Als Regisseur ist er ein "Spätzünder": Dag Johan Haugerud war zunächst als Bibliothekar und Schriftsteller tätig und drehte erst 2020 im Alter von 56 Jahren seinen ersten langen Spielfilm ("Das Licht aus der Schokoladenfabrik"). Nun schließt er mit "Drømmer" (Träume) die Trilogie "Oslo-Stories" ab, die er mit "Sex" und "Liebe" 2024 begonnen hat. Die drei Filme, die jetzt in kurzen Abständen im Kino anlaufen, beziehungsweise schon Premiere hatten, sind inhaltlich voneinander unabhängig, doch in allen geht es um die Komplexität menschlicher Beziehungen, um Sexualität und gesellschaftliche Normen.
Die Träumerin seines neuen Films ist die 17-jährige Johanne (Ella Øverbye), die heimlich in ihre Lehrerin Johanna (Selome Emnetu) verliebt ist und sich privat mit der Angehimmelten trifft, die 15 Jahre älter ist als sie. Johanna gibt ihrer Schülerin Strickunterricht, von ihrer Verliebtheit erfährt sie nichts. Da Johanne sich ihre Gefühle in einer Art Roman von der Seele schreibt, bekommen jedoch ihre Großmutter Karin (Anne Marit Jacobsen) und ihre Mutter Kristin (Ane Dahl Torp) Wind von der Angelegenheit.
Aber wie faktenbasiert - und wie träumerisch - ist so ein Text? Die Älteren schwanken zwischen Verständnis für die Heranwachsende und Missbrauchsverdacht gegenüber der Lehrerin. Außerdem bringt der Liebestaumel von Johanne auch die Gefühle ihrer Mutter und ihrer Oma in Unordnung. Sehnsucht, Liebe, Erotik: Da war doch was. Wäre da mehr drin gewesen?
Wo verschwimmen die Grenzen zwischen Realität und Fantasie?
Und wie war das mit Johanne? Hat die Lehrerin ihre Machtposition ausgenutzt? Wo verschwimmen die Grenzen zwischen Realität und Fantasie?
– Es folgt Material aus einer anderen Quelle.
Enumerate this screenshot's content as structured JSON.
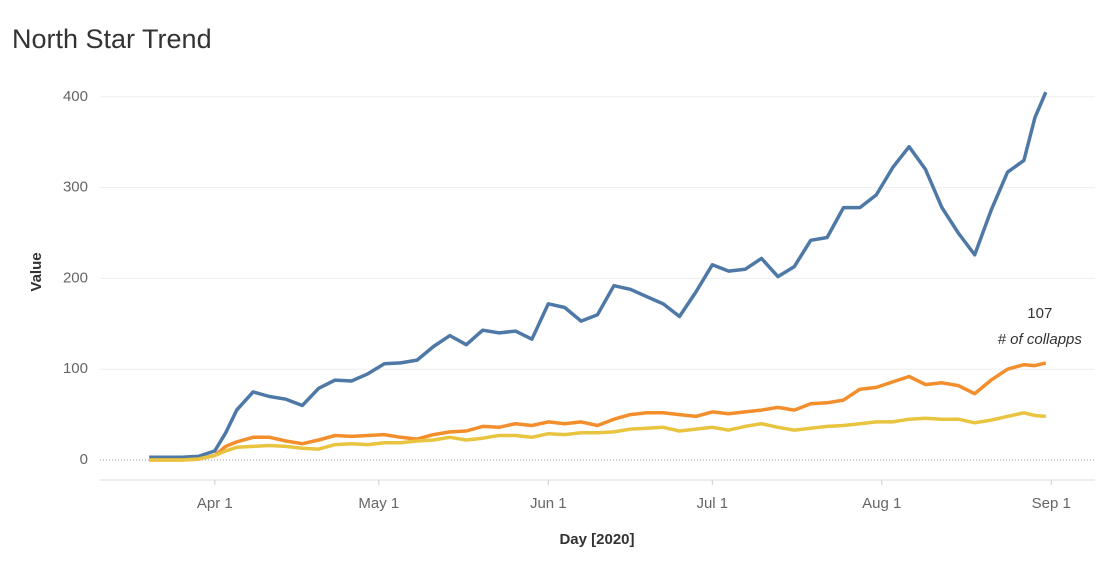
{
  "chart_data": {
    "type": "line",
    "title": "North Star Trend",
    "x_label": "Day [2020]",
    "y_label": "Value",
    "x": [
      "2020-03-20",
      "2020-03-23",
      "2020-03-26",
      "2020-03-29",
      "2020-04-01",
      "2020-04-03",
      "2020-04-05",
      "2020-04-08",
      "2020-04-11",
      "2020-04-14",
      "2020-04-17",
      "2020-04-20",
      "2020-04-23",
      "2020-04-26",
      "2020-04-29",
      "2020-05-02",
      "2020-05-05",
      "2020-05-08",
      "2020-05-11",
      "2020-05-14",
      "2020-05-17",
      "2020-05-20",
      "2020-05-23",
      "2020-05-26",
      "2020-05-29",
      "2020-06-01",
      "2020-06-04",
      "2020-06-07",
      "2020-06-10",
      "2020-06-13",
      "2020-06-16",
      "2020-06-19",
      "2020-06-22",
      "2020-06-25",
      "2020-06-28",
      "2020-07-01",
      "2020-07-04",
      "2020-07-07",
      "2020-07-10",
      "2020-07-13",
      "2020-07-16",
      "2020-07-19",
      "2020-07-22",
      "2020-07-25",
      "2020-07-28",
      "2020-07-31",
      "2020-08-03",
      "2020-08-06",
      "2020-08-09",
      "2020-08-12",
      "2020-08-15",
      "2020-08-18",
      "2020-08-21",
      "2020-08-24",
      "2020-08-27",
      "2020-08-29",
      "2020-08-31"
    ],
    "series": [
      {
        "color": "#4e79a7",
        "values": [
          3,
          3,
          3,
          4,
          10,
          30,
          55,
          75,
          70,
          67,
          60,
          79,
          88,
          87,
          95,
          106,
          107,
          110,
          125,
          137,
          127,
          143,
          140,
          142,
          133,
          172,
          168,
          153,
          160,
          192,
          188,
          180,
          172,
          158,
          185,
          215,
          208,
          210,
          222,
          202,
          213,
          242,
          245,
          278,
          278,
          292,
          322,
          345,
          320,
          278,
          250,
          226,
          275,
          317,
          330,
          377,
          405
        ]
      },
      {
        "name": "# of collapps",
        "color": "#f28e2b",
        "values": [
          0,
          0,
          0,
          1,
          5,
          15,
          20,
          25,
          25,
          21,
          18,
          22,
          27,
          26,
          27,
          28,
          25,
          23,
          28,
          31,
          32,
          37,
          36,
          40,
          38,
          42,
          40,
          42,
          38,
          45,
          50,
          52,
          52,
          50,
          48,
          53,
          51,
          53,
          55,
          58,
          55,
          62,
          63,
          66,
          78,
          80,
          86,
          92,
          83,
          85,
          82,
          73,
          88,
          100,
          105,
          104,
          107
        ]
      },
      {
        "color": "#e9c440",
        "values": [
          0,
          0,
          0,
          1,
          5,
          10,
          14,
          15,
          16,
          15,
          13,
          12,
          17,
          18,
          17,
          19,
          19,
          21,
          22,
          25,
          22,
          24,
          27,
          27,
          25,
          29,
          28,
          30,
          30,
          31,
          34,
          35,
          36,
          32,
          34,
          36,
          33,
          37,
          40,
          36,
          33,
          35,
          37,
          38,
          40,
          42,
          42,
          45,
          46,
          45,
          45,
          41,
          44,
          48,
          52,
          49,
          48
        ]
      }
    ],
    "xlim": [
      "2020-03-11",
      "2020-09-09"
    ],
    "xticks": [
      {
        "value": "2020-04-01",
        "label": "Apr 1"
      },
      {
        "value": "2020-05-01",
        "label": "May 1"
      },
      {
        "value": "2020-06-01",
        "label": "Jun 1"
      },
      {
        "value": "2020-07-01",
        "label": "Jul 1"
      },
      {
        "value": "2020-08-01",
        "label": "Aug 1"
      },
      {
        "value": "2020-09-01",
        "label": "Sep 1"
      }
    ],
    "ylim": [
      -22,
      435
    ],
    "yticks": [
      0,
      100,
      200,
      300,
      400
    ],
    "grid": true
  }
}
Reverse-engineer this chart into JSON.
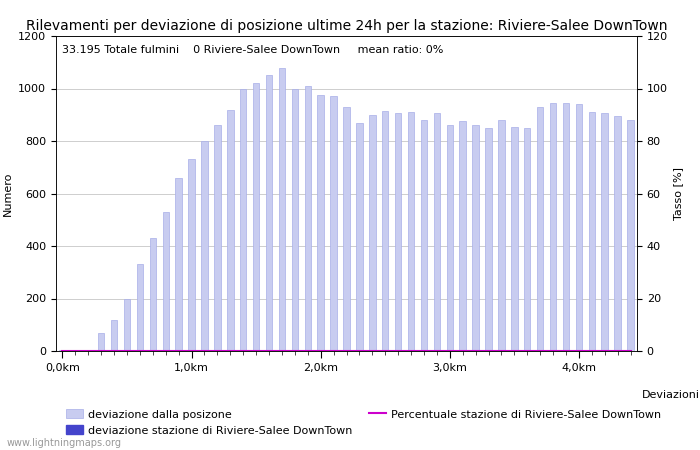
{
  "title": "Rilevamenti per deviazione di posizione ultime 24h per la stazione: Riviere-Salee DownTown",
  "subtitle": "33.195 Totale fulmini    0 Riviere-Salee DownTown     mean ratio: 0%",
  "xlabel": "Deviazioni",
  "ylabel_left": "Numero",
  "ylabel_right": "Tasso [%]",
  "watermark": "www.lightningmaps.org",
  "xtick_labels": [
    "0,0km",
    "1,0km",
    "2,0km",
    "3,0km",
    "4,0km"
  ],
  "xtick_positions": [
    0,
    10,
    20,
    30,
    40
  ],
  "ylim_left": [
    0,
    1200
  ],
  "ylim_right": [
    0,
    120
  ],
  "bar_values": [
    3,
    3,
    4,
    70,
    120,
    200,
    330,
    430,
    530,
    660,
    730,
    800,
    860,
    920,
    1000,
    1020,
    1050,
    1080,
    1000,
    1010,
    975,
    970,
    930,
    870,
    900,
    915,
    905,
    910,
    880,
    905,
    860,
    875,
    860,
    850,
    880,
    855,
    850,
    930,
    945,
    945,
    940,
    910,
    905,
    895,
    880
  ],
  "station_bar_values": [
    0,
    0,
    0,
    0,
    0,
    0,
    0,
    0,
    0,
    0,
    0,
    0,
    0,
    0,
    0,
    0,
    0,
    0,
    0,
    0,
    0,
    0,
    0,
    0,
    0,
    0,
    0,
    0,
    0,
    0,
    0,
    0,
    0,
    0,
    0,
    0,
    0,
    0,
    0,
    0,
    0,
    0,
    0,
    0,
    0
  ],
  "percentage_values": [
    0,
    0,
    0,
    0,
    0,
    0,
    0,
    0,
    0,
    0,
    0,
    0,
    0,
    0,
    0,
    0,
    0,
    0,
    0,
    0,
    0,
    0,
    0,
    0,
    0,
    0,
    0,
    0,
    0,
    0,
    0,
    0,
    0,
    0,
    0,
    0,
    0,
    0,
    0,
    0,
    0,
    0,
    0,
    0,
    0
  ],
  "bar_color": "#c8ccf0",
  "bar_edge_color": "#a8aee8",
  "station_bar_color": "#4444cc",
  "line_color": "#cc00cc",
  "grid_color": "#bbbbbb",
  "background_color": "#ffffff",
  "title_fontsize": 10,
  "subtitle_fontsize": 8,
  "axis_fontsize": 8,
  "tick_fontsize": 8,
  "legend_fontsize": 8,
  "n_bars": 45,
  "bar_width": 0.5
}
Überraschung, Unsicherheit, Stolz und auch Neid mischen sich in die Reaktionen der beiden Frauen.
Letztlich ist "Drømmer" ein generationsübergreifender Film über Vorstellungswelten und Realzustände – und deren Auseinanderklaffen. Johanne, die die Liebe entdeckt, ist sich zeitweilig selbst fremd. Gekonnt erzählt Haugerud auch von den Grenzen der Kommunizierbarkeit von Gefühlen und Ansichten. Sehr witzig der Disput von Kristin und Karin über den 40 Jahre alten Kino-Hit "Flashdance", den sich die beiden in den 1980ern gemeinsam anschauten: Die Tochter – "What a feeling" – war beseelt, die Mutter entsetzt (über das vermeintlich reaktionäre Frauenbild).
Mit großer Leichtigkeit und zugleich sehr intelligent und wendungsreich verhandelt Haugerud wichtige Themen und wird dabei von einem großartigen, fast ausschließlich weiblichen Ensemble bestens unterstützt. "Drømmer" passte bestens in Tricia Tuttles erste Berlinale im Februar, in der nicht wenige positiv gestimmte Wettbewerbsfilme die eher düstere Laune aufhellten (Ukraine-Krieg! Trump! Nahost!). Haugeruds Beitrag machte am Ende das Rennen und gewann den Goldenen Bären. Nicht unverdient, wie man jetzt im Kino nachprüfen kann.